Doğal uranyum cevherinin içinde Uranyum-235 izotopunun oranı % 0,7 dir. Bu haliyle nükleer güç santralinde kullanılması mümkün değildir. Uranyum cevheri içindeki U-235 izotopunun nükleer santrallerde kullanılacak şekilde ayrılması işlemine uranyum zenginleştirme işlemi denmektedir. Uranyum zenginleştirme işlemi için farklı yöntemler uygulanabilirken en çok kullanılanı 235UF4 ve 238UF4 gazlarının difüzyon hızlarının farkından faydalanılarak yapılan zenginleştirme işlemidir.

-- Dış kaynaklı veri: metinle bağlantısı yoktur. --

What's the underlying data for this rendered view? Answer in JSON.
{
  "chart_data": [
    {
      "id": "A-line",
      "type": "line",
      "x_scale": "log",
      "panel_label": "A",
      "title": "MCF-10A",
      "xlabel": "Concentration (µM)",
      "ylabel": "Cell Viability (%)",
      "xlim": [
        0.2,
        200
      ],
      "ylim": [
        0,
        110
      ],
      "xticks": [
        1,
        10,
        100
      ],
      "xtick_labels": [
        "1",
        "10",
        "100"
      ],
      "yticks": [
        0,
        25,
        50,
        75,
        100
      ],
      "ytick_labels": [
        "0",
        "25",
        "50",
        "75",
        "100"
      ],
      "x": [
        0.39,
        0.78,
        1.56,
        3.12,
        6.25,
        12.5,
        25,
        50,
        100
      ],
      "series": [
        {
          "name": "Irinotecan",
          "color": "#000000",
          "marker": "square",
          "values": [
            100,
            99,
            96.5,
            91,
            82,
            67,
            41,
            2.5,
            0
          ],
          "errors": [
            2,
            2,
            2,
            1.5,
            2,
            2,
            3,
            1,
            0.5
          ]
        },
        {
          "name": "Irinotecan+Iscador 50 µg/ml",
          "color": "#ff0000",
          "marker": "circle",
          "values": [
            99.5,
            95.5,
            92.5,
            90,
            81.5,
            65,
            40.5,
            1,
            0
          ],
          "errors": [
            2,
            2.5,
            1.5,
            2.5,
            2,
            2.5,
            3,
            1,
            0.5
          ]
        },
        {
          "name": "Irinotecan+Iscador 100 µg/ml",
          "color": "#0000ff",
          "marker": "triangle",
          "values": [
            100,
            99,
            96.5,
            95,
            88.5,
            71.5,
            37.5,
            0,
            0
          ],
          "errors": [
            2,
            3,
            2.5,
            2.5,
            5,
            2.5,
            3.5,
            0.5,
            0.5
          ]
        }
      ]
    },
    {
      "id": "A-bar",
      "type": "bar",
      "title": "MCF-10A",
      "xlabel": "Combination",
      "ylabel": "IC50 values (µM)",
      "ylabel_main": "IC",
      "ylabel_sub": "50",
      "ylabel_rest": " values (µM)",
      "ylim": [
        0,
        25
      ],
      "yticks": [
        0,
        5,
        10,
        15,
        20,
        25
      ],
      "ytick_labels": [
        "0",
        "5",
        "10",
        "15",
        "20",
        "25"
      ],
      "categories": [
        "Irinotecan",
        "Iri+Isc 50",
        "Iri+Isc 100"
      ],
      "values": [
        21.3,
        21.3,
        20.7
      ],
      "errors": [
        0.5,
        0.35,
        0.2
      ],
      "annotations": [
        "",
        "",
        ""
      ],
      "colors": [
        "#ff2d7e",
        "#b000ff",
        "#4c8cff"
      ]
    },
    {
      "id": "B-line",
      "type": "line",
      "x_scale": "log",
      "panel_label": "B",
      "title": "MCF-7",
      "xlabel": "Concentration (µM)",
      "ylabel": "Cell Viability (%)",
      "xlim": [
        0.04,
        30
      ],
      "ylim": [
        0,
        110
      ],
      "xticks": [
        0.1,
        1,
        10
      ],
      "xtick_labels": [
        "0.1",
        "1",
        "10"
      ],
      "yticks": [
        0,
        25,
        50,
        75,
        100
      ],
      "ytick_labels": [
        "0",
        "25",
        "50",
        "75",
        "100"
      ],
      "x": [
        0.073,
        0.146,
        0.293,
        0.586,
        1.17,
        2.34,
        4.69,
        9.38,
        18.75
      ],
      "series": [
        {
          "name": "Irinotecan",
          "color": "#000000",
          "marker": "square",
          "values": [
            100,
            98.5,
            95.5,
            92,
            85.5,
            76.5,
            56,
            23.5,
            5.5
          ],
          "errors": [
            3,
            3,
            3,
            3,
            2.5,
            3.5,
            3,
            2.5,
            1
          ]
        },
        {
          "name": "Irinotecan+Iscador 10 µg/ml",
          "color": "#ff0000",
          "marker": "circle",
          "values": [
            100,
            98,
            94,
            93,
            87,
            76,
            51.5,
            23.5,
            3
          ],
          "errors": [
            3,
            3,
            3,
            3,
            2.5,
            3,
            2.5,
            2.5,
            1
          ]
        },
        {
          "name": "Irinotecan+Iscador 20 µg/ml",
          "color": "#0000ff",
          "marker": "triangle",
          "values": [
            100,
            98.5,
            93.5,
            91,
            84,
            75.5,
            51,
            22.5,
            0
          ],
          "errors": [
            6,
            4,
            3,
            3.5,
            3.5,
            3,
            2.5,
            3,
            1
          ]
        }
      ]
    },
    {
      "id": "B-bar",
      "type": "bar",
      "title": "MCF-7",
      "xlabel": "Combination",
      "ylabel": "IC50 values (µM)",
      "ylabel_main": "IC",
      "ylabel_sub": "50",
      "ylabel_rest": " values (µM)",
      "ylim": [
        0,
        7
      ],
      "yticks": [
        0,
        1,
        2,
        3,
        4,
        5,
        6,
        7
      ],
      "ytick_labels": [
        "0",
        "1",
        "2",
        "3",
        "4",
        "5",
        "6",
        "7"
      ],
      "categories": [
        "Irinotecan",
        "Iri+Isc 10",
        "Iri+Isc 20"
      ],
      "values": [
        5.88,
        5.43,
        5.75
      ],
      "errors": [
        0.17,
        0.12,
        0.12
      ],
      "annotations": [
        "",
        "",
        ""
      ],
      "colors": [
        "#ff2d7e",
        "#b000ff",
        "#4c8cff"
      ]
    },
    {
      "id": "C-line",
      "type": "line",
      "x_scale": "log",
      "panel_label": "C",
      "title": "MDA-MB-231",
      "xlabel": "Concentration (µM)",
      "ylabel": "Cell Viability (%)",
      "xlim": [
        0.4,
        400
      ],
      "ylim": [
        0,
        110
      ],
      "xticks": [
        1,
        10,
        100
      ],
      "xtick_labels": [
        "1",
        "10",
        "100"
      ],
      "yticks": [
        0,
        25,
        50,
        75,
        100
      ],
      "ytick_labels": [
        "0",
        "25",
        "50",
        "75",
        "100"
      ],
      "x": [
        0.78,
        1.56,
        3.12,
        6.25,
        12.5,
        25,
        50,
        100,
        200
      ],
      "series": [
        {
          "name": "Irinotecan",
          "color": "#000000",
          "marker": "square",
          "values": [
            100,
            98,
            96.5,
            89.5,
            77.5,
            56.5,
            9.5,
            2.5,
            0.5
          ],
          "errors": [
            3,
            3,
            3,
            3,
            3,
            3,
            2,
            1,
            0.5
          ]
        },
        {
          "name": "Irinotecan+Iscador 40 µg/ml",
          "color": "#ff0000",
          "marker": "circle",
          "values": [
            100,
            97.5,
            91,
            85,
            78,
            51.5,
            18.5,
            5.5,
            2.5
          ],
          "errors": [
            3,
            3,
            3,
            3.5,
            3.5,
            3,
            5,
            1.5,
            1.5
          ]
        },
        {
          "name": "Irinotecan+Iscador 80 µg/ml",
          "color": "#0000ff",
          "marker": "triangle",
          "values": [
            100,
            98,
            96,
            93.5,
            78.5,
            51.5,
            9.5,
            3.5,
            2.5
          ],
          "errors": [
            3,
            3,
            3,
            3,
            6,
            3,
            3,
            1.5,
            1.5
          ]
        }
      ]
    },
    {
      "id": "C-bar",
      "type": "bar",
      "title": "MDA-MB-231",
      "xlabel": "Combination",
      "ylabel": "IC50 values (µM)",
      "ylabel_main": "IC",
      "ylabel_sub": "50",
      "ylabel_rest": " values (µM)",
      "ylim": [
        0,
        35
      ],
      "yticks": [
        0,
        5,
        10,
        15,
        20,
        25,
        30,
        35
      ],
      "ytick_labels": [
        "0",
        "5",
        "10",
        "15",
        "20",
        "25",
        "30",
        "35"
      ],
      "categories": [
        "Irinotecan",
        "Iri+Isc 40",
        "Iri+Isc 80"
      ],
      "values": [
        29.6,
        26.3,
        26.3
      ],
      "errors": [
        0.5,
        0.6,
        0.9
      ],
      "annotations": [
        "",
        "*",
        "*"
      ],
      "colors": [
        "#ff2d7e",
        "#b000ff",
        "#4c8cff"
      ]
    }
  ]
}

Uranyum 235 izotopunun parçalanması kontrol altında tutulamaz ise dallanmış zincir tepkimesi yürüdüğünden atom bombası ortaya çıkar. Nükleer enerji santrallerinde fisyon reaksiyonları kontrollü olarak yürütülmektedir. Çekirdek proton ve nötronlardan oluşur. Ancak çekirdeğin kütlesi daima protonların ve nötronların toplam kütlesinden daha düşüktür. Aradaki bu kütle farkı çekirdeği bir arada tutan çekirdek bağlanma enerjisinin bir ölçüsüdür. Dolayısıyla bir çekirdeğin bölünebilmesi için çekirdek bağlanma enerjisi kadar enerjiye ihtiyaç vardır. Bağlanma enerjisi kütle numarası yani toplam proton ve nötron sayısı arttıkça belli bir atom numarasına kadar artar.

3.2.

Nükleer Güç Santrallerinde Elektrik Üretimi

Tez çalışmasının bu bölümünde fisyon reaktörleri ile elektrik üretiminde gerçekleşen olayların incelenmesi sonucunda Japonyanın Fukuşima kentinde meydana gelen nükleer reaktör kazasının ana nedeni araştırılacak; aşırı ısı nedeniyle suyun hidrolizi sonucu ortaya çıkan hidrojen gazı patlaması olayının fizikokimyasal hesaplamalar ile açıklanması üzerinde çalışılacaktır. Bu konunun tam olarak anlaşılabilmesi için reaktörde kullanılan zenginleştirilmiş uranyum elementinin özellikleri ve proseste nasıl davrandığının incelenmesi, enerjinin açığa çıkması ve gerçekleşen bu reaksiyonun kontrol edilmesi aşamalarının araştırılması üzerinde durulacaktır. Nükleer santrallerde kullanılan yakıtlar sıradan kimyasal ve mekanik süreçler ile zenginleştirme ve kullanılabilir hale getirilmesi pek mümkün olmamaktadır. Bununla birlikte nükleer alanda U-235 ve H-2 (döteryum) gibi özel izotoplara gerek duyulur [35].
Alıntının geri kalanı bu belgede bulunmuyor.